Malen ist für Eva Koethen Handeln. Vielleicht machen wir als Betrachter uns diese Hand-Werks-bezogene Seite gar nicht klar, die Körperlichkeit dieses Handelns. Zwischen die Leinwand und die malende Hand schaltet sich ein Objekt ein.
Schon in den frühen Arbeiten mit ihren in gegenstandslosen, vielschichtigen aber nicht stereometrisch verrechenbaren Räumen und ihren darin sich entfaltenden leuchtenden, aber doch kühlen Farbflächen und Farbsegeln war das Objekt ein ruhender Pol, ja vielleicht selbst Kristallisationskern, Indiz auch alltagsweltlicher Nähe. Dann kamen die Chips. Als Energieträger komprimiertester Art sind sie Ausweise einer eher ins Unanschauliche spielenden technologischen Dingabstraktion. In ihnen ist das Objekt selber verfremdet. Im Foto kehrt dann das Objekt in einer ästhetisch vermittelten Form zurück. Die späteren Fundstücke gehen einerseits auf unmittelbar aus dem Alltagsleben gewonnene Gegenstände zurück, andererseits tragen diese selber das Stigma der Leere, des Verbrauchtseins, oder anders gesehen: der Erwartung an sich. Ich meine, daß die frühe japanische Begegnung, auch eine erste Kenntnisnahme von Zen, Eva Koethens Kunst mitgeprägt habe. Die japanische Kultur lehrt sie, anders als wir es zu denken gewohnt sind, als wären vita contemplativa und vita activa zwei verschiedene Haltungen, daß Kontemplation und Aktion immer Pole bleiben: „Nur im Übergang ist es zu finden…“ (Motto zum Katalog 1991).

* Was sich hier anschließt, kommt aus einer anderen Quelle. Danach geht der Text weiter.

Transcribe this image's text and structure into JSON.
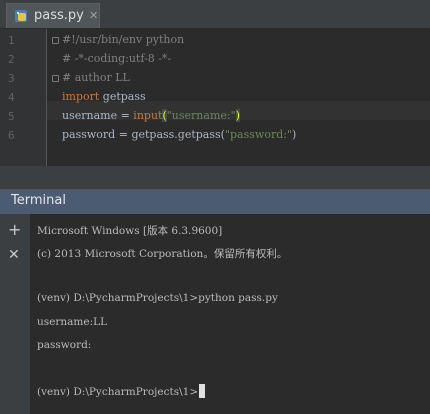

„Warum ergreifen, was sich erst zeigen möchte?“ Zeit muß gewährt werden dem Zusammenkommen: des Objekts mit seiner offenen Gefügtheit, des Nichts der Leinwand, des Ich der kontemplierenden Künstlerin, der Hand, die zum Malen bereit ist. Das geht nicht ohne „Stocken“: „Wenn ich nicht mehr im Malen stehe, wenn ich das Tun nicht mehr liebe, wenn ich aus der Bewegung falle, das Material übersehe, mit den Pigmenten nur hantiere“ – so bekennt die Künstlerin – dann „stockt es“. Denn, andererseits gilt: „Jeder Handgriff sei ein Fest, gefeiert gegen die Ökonomie der Berechnung, die geradeaus zu nichts hin führt“ – sei „Feier der Umstände, die in ihrem Raum der Beiläufigkeit umständehalber wachsen lassen“. Feiern wir diese Um Stände hier. Und lassen wir es wachsen – in Distanz und Nähe.
(Auszüge aus der Eröffnungsrede von Manfred Richter, Kunstdienst im Berliner Dom)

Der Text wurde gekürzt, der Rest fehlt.